Low-resistance Tires and Fuel Use
Research from Norway suggests big potential for reducing traffic noise and fuel consumption by combining low-rolling-resistance tires with specific kinds of road surfaces. Tests involved recording a large volume of data relating to vehicle performance on different road surfaces and car tires, including those developed just for electric cars.
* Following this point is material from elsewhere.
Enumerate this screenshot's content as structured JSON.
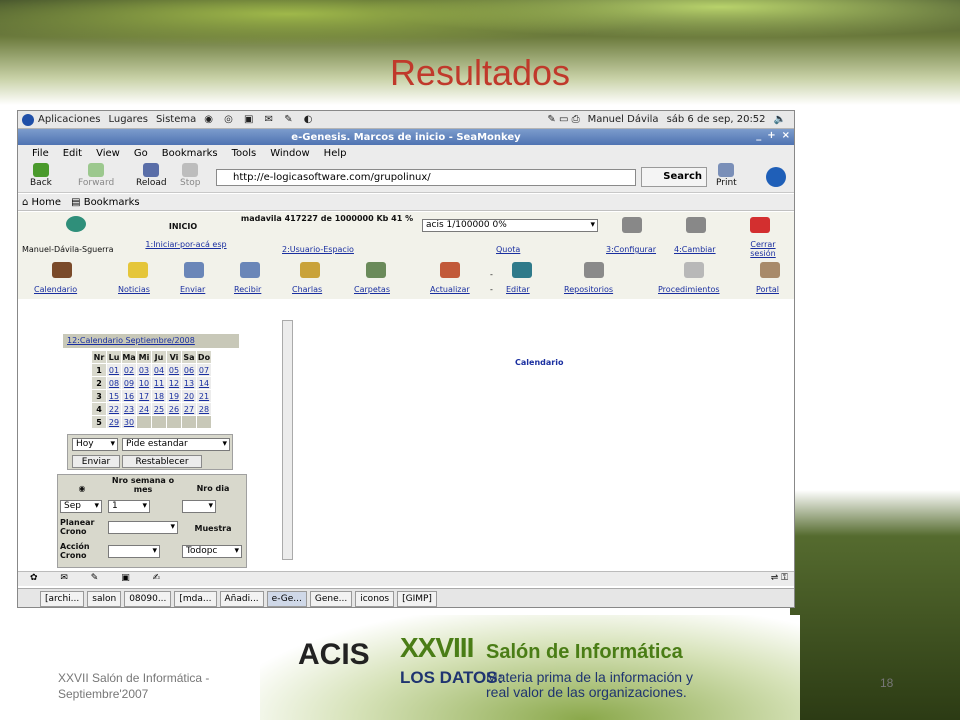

The aim was to discover combinations that reduce both traffic noise and CO2 emissions, as well as for extending the range of electric cars. Experiments were carried out on test tracks with a wide variety of road surfacing textures, as well as on ordinary public roads and in the laboratory. It turns out that road surfacing texture was "very important" in rolling resistance, noise and energy consumption, according to the researchers.
Here Fishy, Fishy…
This fish-tracking system isn’t on sale at your favorite sporting good store… yet. The Department of Energy's Pacific Northwest National Laboratory has developed a self-charging tracking tag for fish behavioral studies. The tag uses a flexible strip containing materials that generate electricity through physical movement. It emits beeps that are recorded by underwater receivers and is designed to track many different species, including long-living fish such as sturgeon and migratory species such as eel and lamprey. The self-powered acoustic tag can help scientists better understand how dams and ocean energy devices affect fish behavior. The new tag is designed to work as long as the fish carrying it swims.
Offshore Piles Used for Bridge Construction
Civil engineers at Purdue University are working with the Indiana Department of Transportation to learn how to use a type of bridge pile often seen in offshore applications that could help reduce the cost of bridge building and the replacement of aging spans. The large open-ended pipe piles are lengths of steel pipe about 100 feet long and two feet in diameter. They will be used in the foundations of a bridge spanning the Wabash River near Purdue's campus. An advantage of the pipe piles, which will make up the bridge's center piers, is that they can be driven into the riverbed's soil more easily than the traditional closed-ended piles, which will be used for the end piers. Similar open-ended piles have been used in offshore applications such as wind turbines and oil platforms. INDOT is now exploring how to use them more often for structures on land. Because the pile is larger than conventional piles, fewer of them are needed, potentially reducing bridge construction costs.
For the Engineering360 news brief, I’m Rich Northrup.